The song was published under the name of Chant de guerre aux armées des frontières - Border armies' war song by one François Mireur, who was in Marseille to organise a march of revolutionary volunteers on King Louis XVI's Tuileries palace. The French Embassy in Fiji site describes Mireur as a student from Montpellier whereas the Prime Minister's site casts him as a general of the Egyptian army recruiting volunteers from Montpellier and Marseille. I suspect this is more likely to be true.
Ironically, since Rouget de Lisle supported the monarchy, the revolutionaries adopted the song and sang it with such fervour as they entered the capital, on July 30th 1792, that the Parisians named it La Marseillaise.
It was declared a national song on July 14th 1795 but subsequently banned under the Empire. The July revolution of 1830 reinstated the song, which was rearranged by Hector Berlioz, and it was adopted as the national anthem under the Third Republic in 1879. In 1887 the Ministry of War, after consultation with a specially-appointed commission, adopted what it was to call an "official version" of the song, which was written into the Constitutions of the Fourth and Fifth Republics (1946 and 1958 respectively). Article 2 of the Constitution of October 4th 1958 designates La Marseillaise the national anthem of France.
The modern Marseillaise is divided up into seven verses and a chorus. However at national events, sporting meetings and other occasions when it is played, only the first verse and the chorus are sung. Indeed most French people only know these sections. Personally I like the fourth and sixth verses although they all have a certain style to them.
Today's version is adapted from the 1887 score but in 1974, during President Giscard d'Estaing's premiership, performances of La Marseillaise were played at a slower tempo so as better to reflect the music's origins.
Thierry Klein reports that the song originally had seven additional verses which didn't survive into any official version. I do not currently have any further information about these "missing" verses.
Berlioz's new arrangement
Hector Berlioz's grandiose arrangement of the song now has its own dedicated section on this site: Berlioz.
Regarding the name La Marseillaise
Richard Durkan sent this interesting question about the name given to the marching song adopted by the Marseille volunteers.
I was interested to visit your website but I still do not understand the significance of the title La Marseillaise which I understand to mean the Marseilles woman. What is the connection between that and the events you describe?

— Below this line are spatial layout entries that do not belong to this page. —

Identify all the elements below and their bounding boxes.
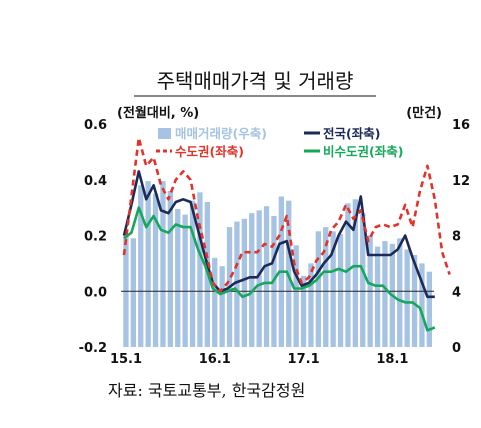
series-line	[122, 170, 435, 299]
bar	[397, 238, 403, 347]
bar	[160, 181, 166, 347]
left-axis-ticks: -0.2 0.0 0.2 0.4 0.6	[79, 118, 107, 356]
legend-label: 비수도권(좌축)	[323, 144, 403, 159]
bar	[382, 241, 388, 347]
bar	[323, 227, 329, 347]
x-tick-label: 15.1	[110, 352, 142, 367]
legend-swatch	[158, 128, 171, 139]
bar	[374, 246, 381, 347]
legend: 매매거래량(우축) 전국(좌축) 수도권(좌축) 비수도권(좌축)	[156, 126, 403, 159]
legend-label: 수도권(좌축)	[175, 144, 244, 159]
bar	[404, 249, 410, 347]
bar-series	[123, 181, 432, 347]
x-tick-label: 17.1	[288, 352, 320, 367]
right-axis-ticks: 0 4 8 12 16	[452, 118, 470, 356]
left-tick-label: 0.4	[84, 174, 107, 189]
right-axis-label: (만건)	[406, 105, 442, 121]
bar	[219, 266, 225, 347]
right-tick-label: 4	[452, 285, 461, 300]
x-axis-ticks: 15.1 16.1 17.1 18.1	[110, 352, 408, 367]
bar	[182, 214, 188, 347]
chart-title: 주택매매가격 및 거래량	[157, 69, 354, 93]
x-tick-label: 16.1	[199, 352, 231, 367]
bar	[345, 203, 351, 347]
right-tick-label: 16	[452, 118, 470, 133]
legend-item: 수도권(좌축)	[156, 144, 244, 159]
bar	[419, 263, 425, 347]
left-axis-label: (전월대비, %)	[117, 105, 199, 121]
x-tick-label: 18.1	[376, 352, 408, 367]
bar	[263, 206, 270, 347]
bar	[337, 234, 344, 347]
bar	[189, 200, 196, 347]
bar	[300, 275, 307, 347]
legend-item: 전국(좌축)	[304, 126, 380, 141]
series-line	[123, 206, 436, 332]
bar	[241, 218, 247, 347]
left-tick-label: 0.6	[84, 118, 107, 133]
bar	[197, 192, 203, 347]
bar	[234, 221, 240, 347]
bar	[352, 199, 358, 347]
series-line	[122, 136, 451, 293]
right-tick-label: 0	[452, 341, 461, 356]
legend-label: 전국(좌축)	[323, 126, 380, 141]
left-tick-label: -0.2	[79, 341, 107, 356]
bar	[130, 238, 136, 347]
bar	[138, 185, 144, 347]
bar	[212, 257, 218, 347]
bar	[330, 231, 336, 347]
source-note: 자료: 국토교통부, 한국감정원	[108, 381, 305, 400]
legend-item: 매매거래량(우축)	[158, 126, 267, 141]
legend-item: 비수도권(좌축)	[304, 144, 403, 159]
bar	[293, 245, 299, 347]
bar	[426, 271, 432, 347]
bar	[315, 231, 321, 347]
bar	[256, 210, 262, 347]
bar	[152, 193, 159, 347]
bar	[145, 181, 151, 347]
bar	[360, 213, 366, 347]
left-tick-label: 0.0	[84, 285, 107, 300]
bar	[175, 209, 181, 347]
legend-label: 매매거래량(우축)	[175, 126, 267, 141]
bar	[167, 190, 173, 347]
right-tick-label: 8	[452, 230, 461, 245]
right-tick-label: 12	[452, 174, 470, 189]
left-tick-label: 0.2	[84, 230, 107, 245]
line-series-group	[122, 136, 451, 332]
bar	[411, 255, 418, 347]
bar	[308, 263, 314, 347]
bar	[249, 213, 255, 347]
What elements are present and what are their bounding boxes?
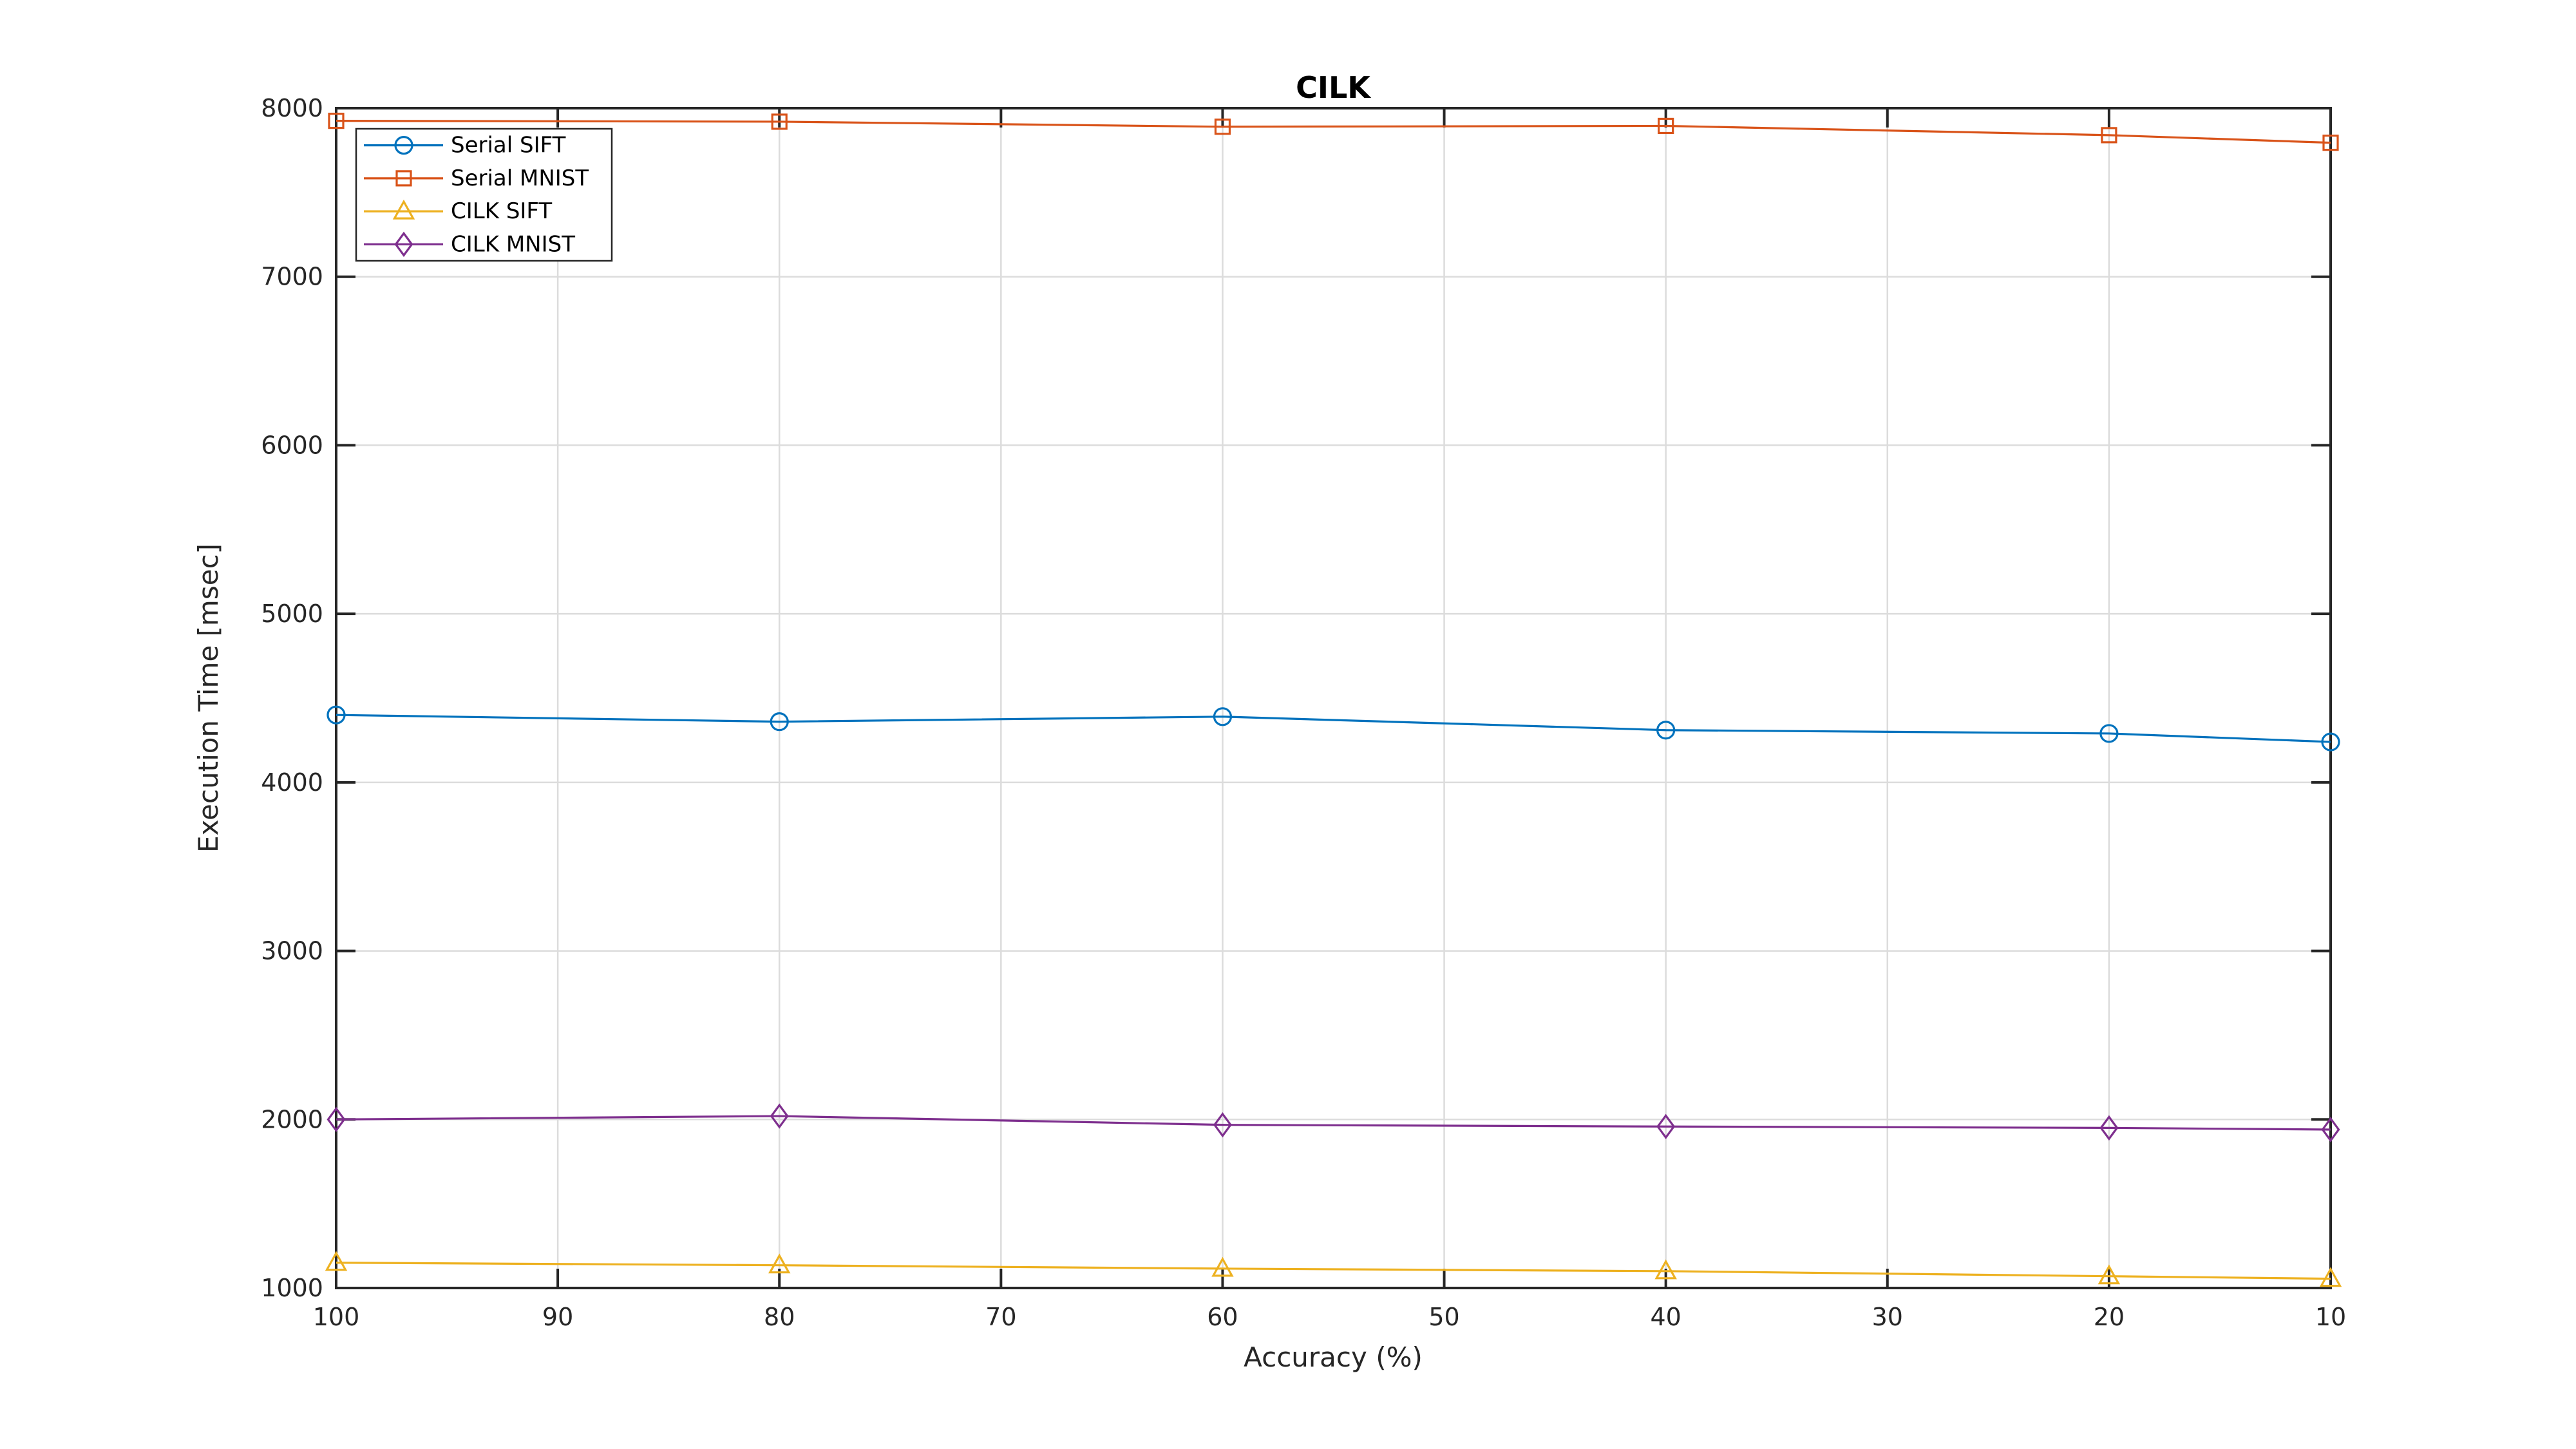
cilk-mnist-marker-x80 <box>770 1103 789 1129</box>
axis-layer <box>335 107 2332 1289</box>
legend-item-serial-sift: Serial SIFT <box>364 133 566 158</box>
serial-mnist-marker-x20 <box>2101 127 2117 144</box>
cilk-sift-marker-x100 <box>325 1251 348 1271</box>
cilk-mnist-legend-marker <box>394 231 413 258</box>
serial-mnist-marker-x100 <box>328 113 345 129</box>
cilk-mnist-marker-x20 <box>2099 1115 2119 1141</box>
serial-mnist-marker-x10 <box>2322 135 2339 151</box>
y-tick-label-8000: 8000 <box>261 94 323 122</box>
serial-mnist-legend-marker <box>395 170 412 187</box>
serial-mnist-marker-x80 <box>771 113 788 130</box>
series-serial-sift <box>327 705 2340 752</box>
plot-box <box>335 107 2332 1289</box>
serial-sift-marker-x80 <box>770 712 789 732</box>
cilk-sift-marker-x10 <box>2319 1267 2342 1287</box>
serial-mnist-marker-x40 <box>1658 117 1674 135</box>
cilk-mnist-marker-x100 <box>327 1106 346 1132</box>
serial-sift-marker-x60 <box>1213 707 1233 726</box>
serial-sift-marker-x10 <box>2321 732 2340 752</box>
cilk-sift-legend-marker <box>392 199 415 220</box>
x-tick-label-90: 90 <box>542 1303 573 1331</box>
series-cilk-sift <box>325 1251 2342 1287</box>
x-tick-label-60: 60 <box>1207 1303 1238 1331</box>
y-tick-label-3000: 3000 <box>261 937 323 965</box>
serial-sift-marker-x100 <box>327 705 346 724</box>
x-tick-label-10: 10 <box>2315 1303 2346 1331</box>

As a student of French for many years I had perhaps overlooked the potential for confusion that the name La Marseillaise presents. A French word can be both an adjective and a noun; this is possible only in certain circumstances in English. For example one can say "He is a Parisian" or "It is a typical Parisian scene" but whilst one can say "It is a typical English scene" one cannot say "He is an English."
Such constructions sit quite happily in French. "Une Marseillaise" is indeed a woman from Marseille (note the capitalisation of Marseillaise indicating it is a noun) and "une chanson marseillaise" is a song from Marseille (marseillaise being an adjective; it happens to have no convenient one-word translation in English).
We have already seen that the song was adopted by soldiers marching from Marseille. By the time they reached Paris it had become a "chanson marseillaise" which eventually got abbreviated (becoming a noun in the process) to La Marseillaise.
In short you can think of La Marseillaise as being The Marseille (Song) with song quite happily allowed to fall by the wayside under the rules of French grammar.